Operai al nero al Camp Nou: “lavorano 12 ore al giorno sette giorni la settimana da oltre un anno”. Barcellona in imbarazzo
Cinquanta lavoratori in protesta oggi all'esterno dello stadio. Ma le società sportive sono oggettivamente responsabili delle condizioni di lavoro nello stadio ? (AS)

People shop for the new #10 jersey of Barcelona's Spanish forward Lamine Yamal at the official FCB store in Barcelona on July 17, 2025. Yamal, who just turned 18, signed a new contract until 2031 with the Catalan giants after a spectacular season. (Photo by Manaure QUINTERO / AFP)

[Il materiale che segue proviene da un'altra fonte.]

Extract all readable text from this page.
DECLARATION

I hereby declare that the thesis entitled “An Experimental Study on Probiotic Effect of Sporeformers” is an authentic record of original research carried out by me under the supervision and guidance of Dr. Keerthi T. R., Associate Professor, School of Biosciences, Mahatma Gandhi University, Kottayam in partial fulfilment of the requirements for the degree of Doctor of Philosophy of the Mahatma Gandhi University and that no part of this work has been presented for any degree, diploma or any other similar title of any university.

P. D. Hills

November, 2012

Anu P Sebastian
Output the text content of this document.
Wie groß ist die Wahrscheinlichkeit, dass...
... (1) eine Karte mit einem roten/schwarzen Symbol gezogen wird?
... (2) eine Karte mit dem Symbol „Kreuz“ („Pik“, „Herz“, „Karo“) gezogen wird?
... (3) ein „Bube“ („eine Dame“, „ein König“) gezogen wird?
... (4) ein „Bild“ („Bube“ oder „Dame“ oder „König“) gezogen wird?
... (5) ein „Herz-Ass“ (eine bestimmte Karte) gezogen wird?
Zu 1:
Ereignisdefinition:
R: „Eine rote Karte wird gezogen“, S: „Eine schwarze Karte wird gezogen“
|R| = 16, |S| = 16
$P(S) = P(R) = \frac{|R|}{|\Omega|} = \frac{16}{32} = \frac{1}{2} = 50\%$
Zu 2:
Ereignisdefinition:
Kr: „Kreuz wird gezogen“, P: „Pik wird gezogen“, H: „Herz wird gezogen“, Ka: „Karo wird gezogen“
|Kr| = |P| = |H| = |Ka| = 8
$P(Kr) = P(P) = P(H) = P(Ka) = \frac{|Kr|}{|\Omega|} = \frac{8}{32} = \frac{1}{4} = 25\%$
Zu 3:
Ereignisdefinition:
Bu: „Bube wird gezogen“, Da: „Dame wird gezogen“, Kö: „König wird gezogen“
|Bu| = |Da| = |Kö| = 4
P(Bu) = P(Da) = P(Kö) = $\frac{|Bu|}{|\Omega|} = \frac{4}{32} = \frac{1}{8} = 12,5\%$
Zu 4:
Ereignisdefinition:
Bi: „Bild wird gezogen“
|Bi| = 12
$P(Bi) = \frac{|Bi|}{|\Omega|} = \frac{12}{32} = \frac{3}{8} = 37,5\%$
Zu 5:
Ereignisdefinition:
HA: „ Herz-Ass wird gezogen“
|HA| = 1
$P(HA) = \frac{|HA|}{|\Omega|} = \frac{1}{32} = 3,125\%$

Decine di lavoratori impegnati nei cantieri del Camp Nou a Barcellona hanno protestato oggi contro il loro licenziamento e la potenziale espulsione dal paese. “Lavorano dodici ore al giorno sette giorni la settimana da oltre un anno”. E’ la denuncia del sindacato Ccoo. Molti operai non hanno documenti regolari. L’azione è stata convocata proprio da Ccoo, che accusa le ditte Ekstreme Works e Limak di voler “rimandarli nel loro paese senza alcuna garanzia” nei confronti di 50 lavoratori in condizione amministrativa irregolare. “I lavoratori del Camp Nou si manifestano: non hanno documenti”, è stato il grido della protesta che ha attirato l’attenzione dei media spagnoli. Ne scrive As
La denuncia dei sindacati
Secondo le testimonianze raccolte sul posto, alcuni operai avrebbero prestato servizio “dodici ore al giorno, sette giorni a settimana” per un periodo che supera l’anno, senza che venissero regolarizzati i loro contratti né assicurati i diritti previdenziali e sociali. Il sindacato richiede che vengano attivate le procedure previste dal regolamento sull’immigrazione che permettono la “regolarizzazione straordinaria per collaborazione con le autorità del lavoro”. Inoltre, Ccoo afferma che il Fc Barcelona avrebbe fatto “orecchie da mercante” nei confronti delle richieste dei lavoratori, malgrado le sollecitazioni dell’ispettorato del lavoro. Un portavoce del sindacato ha avvertito anche che se i lavoratori — una volta espulsi — dovessero “mettere piede in territorio turco”, la loro capacità di difesa legale ne risentirebbe ulteriormente.
I lavoratori del Nou Camp a Barcellona denza documenti
La questione dei lavoratori “senza documenti” nei grandi impianti sportivi, come quello del Barcellona non è nuova né circoscritta alla Spagna. Ogni infrastruttura di rilievo, in fase di costruzione o manutenzione, spesso coinvolge ditte esterne che ricorrono a manodopera immigrata e marginalizzata. Il caso del Camp Nou mostra come, anche nel mondo del calcio, i diritti del lavoro possano finire sacrificati in nome dell’urgenza di completare opere o mantenere attività programmate.
Il Barça, come club con responsabilità sociali e mediatiche molto forti, si trova oggi al centro di una tempesta che non riguarda il campo, ma l’etica organizzativa. Il silenzio — o meglio, la “sordità” evocata dal sindacato — fa nascere domande: fino a che punto i grandi club e le autorità sportive sono disposti a tollerare situazioni irregolari pur di portare avanti progetti infrastrutturali?
Analoghe proteste si sono viste altrove (settori edilizi, grandi eventi sportivi, concerti) e sempre con lo stesso schema: lavoratori precari, documenti irregolari, richieste di regolarizzazione respinte o ignorate. In un contesto europeo in cui l’immigrazione è un tema centrale, queste tensioni rischiano di esplodere anche in altri stadi, altri Paesi, altre società.
Per il calcio, un avversario invisibile: il tempo. Ogni opera arretrata, ogni ritardo nei controlli può trasformarsi in scandalo mediatico, in potenziale multa dagli organismi federali, persino in danno reputazionale per tifosi e sponsor. E per i lavoratori — quelli che non hanno voce — la battaglia diventa doppia: pagare un prezzo non solo sul salario, ma sulla dignità.
Se il calcio è cultura e comunità, la manutenzione dello stadio non può essere un’area senza tutele. Il Camp Nou oggi è teatro di una vertenza che va oltre la bandiera blaugrana. È un banco di prova per tutti i club europei: chi costruisce, chi migliora, chi innova, deve sapere che fare impresa non può significare ignorare diritti fondamentali.